The city government report found that at least 46 percent of the 125 babies left at the hatch by March last year had been born at places other than medical institutions, with 53 babies delivered at home and four inside cars. In some cases, mothers had delivered babies on their own and cut their umbilical cord with scissors.

Economic hardships and an inability to consult with family members about their pregnancy were among the reasons cited for giving birth at places other than medical institutions.

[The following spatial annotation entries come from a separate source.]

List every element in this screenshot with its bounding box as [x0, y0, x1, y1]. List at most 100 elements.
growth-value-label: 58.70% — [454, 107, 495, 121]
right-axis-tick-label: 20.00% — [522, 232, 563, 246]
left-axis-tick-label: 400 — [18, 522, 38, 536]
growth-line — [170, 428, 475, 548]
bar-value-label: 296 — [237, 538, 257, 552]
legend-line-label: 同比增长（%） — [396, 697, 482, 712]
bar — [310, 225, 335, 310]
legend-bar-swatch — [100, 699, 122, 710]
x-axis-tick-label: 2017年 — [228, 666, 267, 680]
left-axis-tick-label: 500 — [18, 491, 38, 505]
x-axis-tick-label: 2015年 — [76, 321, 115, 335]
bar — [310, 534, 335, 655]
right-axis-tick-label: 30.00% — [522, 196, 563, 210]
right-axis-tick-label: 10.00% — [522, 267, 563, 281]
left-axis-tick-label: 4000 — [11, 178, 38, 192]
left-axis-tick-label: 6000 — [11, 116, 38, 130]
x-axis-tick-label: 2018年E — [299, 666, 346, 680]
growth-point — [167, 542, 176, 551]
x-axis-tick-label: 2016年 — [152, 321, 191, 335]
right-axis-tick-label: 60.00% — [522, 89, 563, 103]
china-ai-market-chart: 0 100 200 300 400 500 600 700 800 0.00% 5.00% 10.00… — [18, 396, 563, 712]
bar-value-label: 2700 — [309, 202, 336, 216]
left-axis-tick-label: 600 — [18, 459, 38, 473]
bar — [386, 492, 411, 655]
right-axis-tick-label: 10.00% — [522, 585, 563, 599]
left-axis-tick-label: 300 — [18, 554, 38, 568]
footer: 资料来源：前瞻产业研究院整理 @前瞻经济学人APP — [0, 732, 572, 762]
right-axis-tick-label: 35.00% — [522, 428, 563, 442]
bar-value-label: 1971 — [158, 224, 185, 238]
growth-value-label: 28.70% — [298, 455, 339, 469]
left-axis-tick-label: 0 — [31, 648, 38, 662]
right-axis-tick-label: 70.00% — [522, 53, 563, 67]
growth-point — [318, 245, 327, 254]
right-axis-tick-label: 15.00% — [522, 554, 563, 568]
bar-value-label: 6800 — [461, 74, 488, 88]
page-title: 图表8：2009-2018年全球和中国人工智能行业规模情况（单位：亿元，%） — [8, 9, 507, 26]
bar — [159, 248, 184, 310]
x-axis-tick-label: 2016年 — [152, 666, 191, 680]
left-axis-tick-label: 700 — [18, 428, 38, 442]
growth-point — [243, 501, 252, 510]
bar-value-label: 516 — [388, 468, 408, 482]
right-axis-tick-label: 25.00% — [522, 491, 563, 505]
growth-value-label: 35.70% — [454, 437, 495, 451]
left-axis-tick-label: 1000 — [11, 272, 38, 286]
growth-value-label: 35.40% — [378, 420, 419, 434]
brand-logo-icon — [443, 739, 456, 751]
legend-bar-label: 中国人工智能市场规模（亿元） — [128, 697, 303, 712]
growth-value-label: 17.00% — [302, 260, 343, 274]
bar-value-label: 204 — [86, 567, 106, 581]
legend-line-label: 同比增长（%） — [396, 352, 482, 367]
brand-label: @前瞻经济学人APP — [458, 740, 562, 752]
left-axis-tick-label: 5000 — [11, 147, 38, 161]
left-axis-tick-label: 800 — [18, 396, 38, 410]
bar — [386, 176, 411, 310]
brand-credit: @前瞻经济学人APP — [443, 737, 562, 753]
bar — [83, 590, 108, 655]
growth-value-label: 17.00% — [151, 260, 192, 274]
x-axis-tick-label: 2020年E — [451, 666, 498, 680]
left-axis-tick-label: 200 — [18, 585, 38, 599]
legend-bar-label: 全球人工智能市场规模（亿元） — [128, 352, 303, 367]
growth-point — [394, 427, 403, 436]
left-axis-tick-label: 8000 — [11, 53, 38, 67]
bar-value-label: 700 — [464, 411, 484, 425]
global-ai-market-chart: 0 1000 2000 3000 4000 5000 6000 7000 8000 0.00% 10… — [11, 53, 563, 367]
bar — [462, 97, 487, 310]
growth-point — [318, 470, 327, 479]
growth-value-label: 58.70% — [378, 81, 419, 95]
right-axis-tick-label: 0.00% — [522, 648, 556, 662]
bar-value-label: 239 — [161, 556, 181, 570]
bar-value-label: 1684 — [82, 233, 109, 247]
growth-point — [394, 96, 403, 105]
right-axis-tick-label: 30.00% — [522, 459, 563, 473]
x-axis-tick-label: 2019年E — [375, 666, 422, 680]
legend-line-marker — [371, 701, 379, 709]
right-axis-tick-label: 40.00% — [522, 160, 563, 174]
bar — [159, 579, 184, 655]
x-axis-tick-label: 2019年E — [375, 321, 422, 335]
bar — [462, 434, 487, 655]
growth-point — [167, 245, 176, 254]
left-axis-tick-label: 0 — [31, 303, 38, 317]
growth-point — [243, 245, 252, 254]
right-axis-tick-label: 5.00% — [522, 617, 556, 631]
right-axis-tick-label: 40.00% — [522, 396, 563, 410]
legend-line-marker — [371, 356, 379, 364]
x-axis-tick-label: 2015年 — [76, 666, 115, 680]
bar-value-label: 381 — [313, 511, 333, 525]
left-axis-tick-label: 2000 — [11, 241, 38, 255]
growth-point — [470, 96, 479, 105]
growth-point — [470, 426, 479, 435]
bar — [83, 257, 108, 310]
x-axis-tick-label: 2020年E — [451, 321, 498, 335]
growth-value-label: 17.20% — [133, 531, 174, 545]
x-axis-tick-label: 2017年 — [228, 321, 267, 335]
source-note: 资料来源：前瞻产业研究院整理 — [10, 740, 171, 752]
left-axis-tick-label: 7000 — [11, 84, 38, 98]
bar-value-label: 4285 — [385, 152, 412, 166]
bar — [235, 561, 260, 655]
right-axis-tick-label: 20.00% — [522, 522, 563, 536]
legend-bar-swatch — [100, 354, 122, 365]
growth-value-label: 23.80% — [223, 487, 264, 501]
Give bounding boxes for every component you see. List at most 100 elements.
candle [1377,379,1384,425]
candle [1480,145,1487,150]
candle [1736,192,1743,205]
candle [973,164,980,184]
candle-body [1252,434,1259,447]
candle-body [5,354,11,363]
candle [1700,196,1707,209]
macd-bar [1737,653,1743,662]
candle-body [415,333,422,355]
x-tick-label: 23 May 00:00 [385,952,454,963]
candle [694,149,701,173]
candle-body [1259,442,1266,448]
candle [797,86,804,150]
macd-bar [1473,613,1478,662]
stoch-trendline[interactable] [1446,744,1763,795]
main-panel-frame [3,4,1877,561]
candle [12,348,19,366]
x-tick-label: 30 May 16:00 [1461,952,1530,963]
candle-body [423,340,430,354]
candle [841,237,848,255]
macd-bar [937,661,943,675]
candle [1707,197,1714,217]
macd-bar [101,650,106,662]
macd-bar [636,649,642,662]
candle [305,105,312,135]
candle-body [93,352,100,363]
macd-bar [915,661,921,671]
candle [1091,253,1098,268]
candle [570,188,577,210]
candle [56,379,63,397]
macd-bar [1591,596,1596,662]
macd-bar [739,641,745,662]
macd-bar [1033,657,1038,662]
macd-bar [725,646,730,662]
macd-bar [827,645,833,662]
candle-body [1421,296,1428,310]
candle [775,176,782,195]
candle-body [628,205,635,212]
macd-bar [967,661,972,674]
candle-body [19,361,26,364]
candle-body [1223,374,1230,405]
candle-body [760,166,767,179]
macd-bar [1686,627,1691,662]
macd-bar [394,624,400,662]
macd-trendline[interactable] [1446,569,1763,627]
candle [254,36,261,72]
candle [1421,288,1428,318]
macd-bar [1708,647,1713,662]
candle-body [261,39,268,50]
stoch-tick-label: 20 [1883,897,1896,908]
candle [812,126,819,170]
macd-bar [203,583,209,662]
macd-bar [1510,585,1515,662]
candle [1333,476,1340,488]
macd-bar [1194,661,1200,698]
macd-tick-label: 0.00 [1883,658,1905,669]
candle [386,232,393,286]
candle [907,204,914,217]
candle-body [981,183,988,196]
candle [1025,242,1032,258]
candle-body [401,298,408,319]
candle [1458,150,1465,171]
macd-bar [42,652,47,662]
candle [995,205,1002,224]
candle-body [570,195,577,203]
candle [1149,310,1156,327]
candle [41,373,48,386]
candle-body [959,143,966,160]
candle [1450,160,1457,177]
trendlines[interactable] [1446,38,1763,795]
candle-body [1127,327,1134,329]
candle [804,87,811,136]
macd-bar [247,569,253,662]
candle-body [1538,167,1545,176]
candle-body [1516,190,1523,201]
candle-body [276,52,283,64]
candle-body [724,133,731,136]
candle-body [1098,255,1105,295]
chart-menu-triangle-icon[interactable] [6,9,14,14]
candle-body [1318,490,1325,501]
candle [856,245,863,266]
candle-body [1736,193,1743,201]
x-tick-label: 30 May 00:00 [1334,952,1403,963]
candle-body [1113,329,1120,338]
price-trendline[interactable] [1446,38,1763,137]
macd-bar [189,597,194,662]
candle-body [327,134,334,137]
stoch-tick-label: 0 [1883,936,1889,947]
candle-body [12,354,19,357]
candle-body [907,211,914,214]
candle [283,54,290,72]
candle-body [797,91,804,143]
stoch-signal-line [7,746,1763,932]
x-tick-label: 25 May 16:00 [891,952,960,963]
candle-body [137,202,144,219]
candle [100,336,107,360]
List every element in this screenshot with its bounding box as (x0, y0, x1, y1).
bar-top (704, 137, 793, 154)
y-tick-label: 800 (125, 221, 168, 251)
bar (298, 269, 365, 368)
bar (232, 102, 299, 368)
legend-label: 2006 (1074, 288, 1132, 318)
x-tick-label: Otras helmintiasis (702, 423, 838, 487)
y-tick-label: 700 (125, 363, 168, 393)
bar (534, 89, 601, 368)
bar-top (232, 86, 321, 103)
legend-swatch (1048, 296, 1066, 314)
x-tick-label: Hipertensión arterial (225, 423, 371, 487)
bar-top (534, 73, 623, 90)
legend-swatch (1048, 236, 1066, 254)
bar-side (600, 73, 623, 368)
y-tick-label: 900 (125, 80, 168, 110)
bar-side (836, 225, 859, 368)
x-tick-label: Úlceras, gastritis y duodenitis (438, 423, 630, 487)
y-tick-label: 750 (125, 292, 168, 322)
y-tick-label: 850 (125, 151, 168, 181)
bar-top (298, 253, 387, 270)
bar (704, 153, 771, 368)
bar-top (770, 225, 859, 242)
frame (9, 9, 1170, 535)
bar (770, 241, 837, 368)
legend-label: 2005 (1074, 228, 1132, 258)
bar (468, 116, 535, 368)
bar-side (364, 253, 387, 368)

As to why parents left their children at the Kumamoto hospital, economic hardships were cited in 32 cases, childbirth without marriage in 27 cases, and fear of how they may be viewed by others and family registry issues in 24 cases, according to the report, which allowed multiple answers for their reasons.

The report showed women in their 20s accounted for 36 percent of the women who used the hatch, followed by 22 percent who were in their 30s, while 12 percent were teenage girls.

The city government plans to announce how many babies were left at the hospital in the year ended this March, the 10th year of the program, later this month.

Meanwhile, a nonprofit group that was seeking to set up what would have been the nation's second baby hatch at a maternity center in Kobe, Hyogo Prefecture, has informed the city government there that it has given up on the plan as the medical institution was unable to secure a doctor on duty at all times as requested by the city, a city official said Tuesday.

The group, called "konotori no yurikago in Kansai," plans to explore other ways to save the lives of unwanted babies, such as by setting up a baby hatch at other hospitals or cooperating with an association that supports adoption of child.

Also Tuesday, Health, Labor and Welfare Minister Yasuhisa Shiozaki said he still remembers the shock he felt upon learning about the launch of the baby hatch.

"Even if you become pregnant unexpectedly, it is best that babies are raised on their own. But in cases where it is impossible, we want them to make a decision after learning about an option of adoption," Shiozaki said at a news conference in Tokyo.

Jikei Hospital is also known for its around-the-clock pregnancy and childbirth consulting services, dealing with a record 6,565 cases of counseling needs in fiscal 2016.